Good King Henry's favorite Risotto!

Good King Henry is a member of the goosefoot or #Chenopodium family of plants that has been named plant of the month July in 2018 by

It can often be found next to stinging nettle patches and is easily recognizable by it's leaves formed like a spearhead. If you sense a floury substance beneath the leaves - that's Good King Henry in you hands!

That's a risotto worthy of a King! Worthy of the Good King Henry!

These leaves can be cooked like spinach or be fermented. The leaves taste somewhat like spinach but they are much more intense! Definitely a super-wild-vegetable here! The young stems can be cooked like asparagus which earned Good King Henry the title asparagus of the poor back in the day.

There it is! Next to it's good friends the badboy Stinging Nettle and lady Pimpinella.

The seeds are cooked in water like quinoa... because it's the same family! Good King Henry is with amaranth one regional quinoa substitute. ;-)

Now let's get to the recipe: three cloves of garlic and one shallot are chopped and fried in some olive oil. Put 250 grams of risotto rice in there with them until the shallot gets a glassy look.
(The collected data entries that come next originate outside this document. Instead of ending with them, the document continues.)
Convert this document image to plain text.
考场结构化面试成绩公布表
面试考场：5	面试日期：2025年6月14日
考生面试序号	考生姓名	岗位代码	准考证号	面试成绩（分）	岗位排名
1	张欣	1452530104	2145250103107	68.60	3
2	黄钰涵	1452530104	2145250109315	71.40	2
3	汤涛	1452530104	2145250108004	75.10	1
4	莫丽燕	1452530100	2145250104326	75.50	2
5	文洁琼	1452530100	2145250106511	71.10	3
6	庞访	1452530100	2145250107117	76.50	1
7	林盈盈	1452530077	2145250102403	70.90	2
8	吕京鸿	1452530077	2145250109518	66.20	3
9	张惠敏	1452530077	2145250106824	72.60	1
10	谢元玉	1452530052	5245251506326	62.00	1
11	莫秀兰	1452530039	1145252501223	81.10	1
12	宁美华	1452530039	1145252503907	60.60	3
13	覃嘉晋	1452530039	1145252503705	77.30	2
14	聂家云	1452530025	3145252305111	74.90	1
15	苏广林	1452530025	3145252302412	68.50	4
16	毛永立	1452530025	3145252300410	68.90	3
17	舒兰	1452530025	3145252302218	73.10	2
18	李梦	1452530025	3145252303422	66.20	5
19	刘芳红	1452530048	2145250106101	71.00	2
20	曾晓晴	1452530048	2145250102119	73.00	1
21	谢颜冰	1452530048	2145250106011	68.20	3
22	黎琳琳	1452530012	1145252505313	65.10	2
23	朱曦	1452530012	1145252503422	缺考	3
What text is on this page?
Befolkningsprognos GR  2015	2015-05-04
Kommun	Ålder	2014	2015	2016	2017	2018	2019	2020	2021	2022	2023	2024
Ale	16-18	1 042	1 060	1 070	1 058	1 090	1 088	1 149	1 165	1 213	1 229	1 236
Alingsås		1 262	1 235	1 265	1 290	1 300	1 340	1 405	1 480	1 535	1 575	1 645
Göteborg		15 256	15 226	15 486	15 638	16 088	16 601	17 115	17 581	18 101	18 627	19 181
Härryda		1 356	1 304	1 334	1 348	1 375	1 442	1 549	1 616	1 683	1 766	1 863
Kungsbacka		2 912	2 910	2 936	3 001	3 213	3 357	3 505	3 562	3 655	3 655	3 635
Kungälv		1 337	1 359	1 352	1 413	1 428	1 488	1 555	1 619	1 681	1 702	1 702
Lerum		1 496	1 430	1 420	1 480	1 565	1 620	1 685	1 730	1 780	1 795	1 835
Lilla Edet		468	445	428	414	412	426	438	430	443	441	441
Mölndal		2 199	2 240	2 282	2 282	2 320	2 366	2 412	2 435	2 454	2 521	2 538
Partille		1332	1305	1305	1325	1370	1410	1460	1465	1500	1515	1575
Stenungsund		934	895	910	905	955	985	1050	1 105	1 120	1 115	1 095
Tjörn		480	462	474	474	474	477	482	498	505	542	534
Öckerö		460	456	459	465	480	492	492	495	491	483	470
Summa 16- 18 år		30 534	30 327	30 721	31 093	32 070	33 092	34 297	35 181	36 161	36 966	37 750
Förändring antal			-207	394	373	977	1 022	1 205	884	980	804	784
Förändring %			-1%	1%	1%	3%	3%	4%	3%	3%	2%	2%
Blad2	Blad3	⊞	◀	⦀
Not so proud now, are you Good King Henry? The revolution has started! You're about to be chopped up!

Chop the Good King Henry and add it with a sliced tomato to the rice. Pour some hot broth over this mixture and let it cook. All in all you'll need one liter of broth that you add slowly as you see it evaporate from the risotto. Now's the time to add a spoonful of yeast to give the dish a cheesy flavor.

When you used up the broth you season with pepper and you check if there's any need for salt since the broth is usually salty enough.

I like it when the rice still has some resistance when you bite on it, but it's up to you to what softness you'll cook it. :-)

As you serve, throw in some roasted sunflower seeds, some fresh basil and some chopped chillies.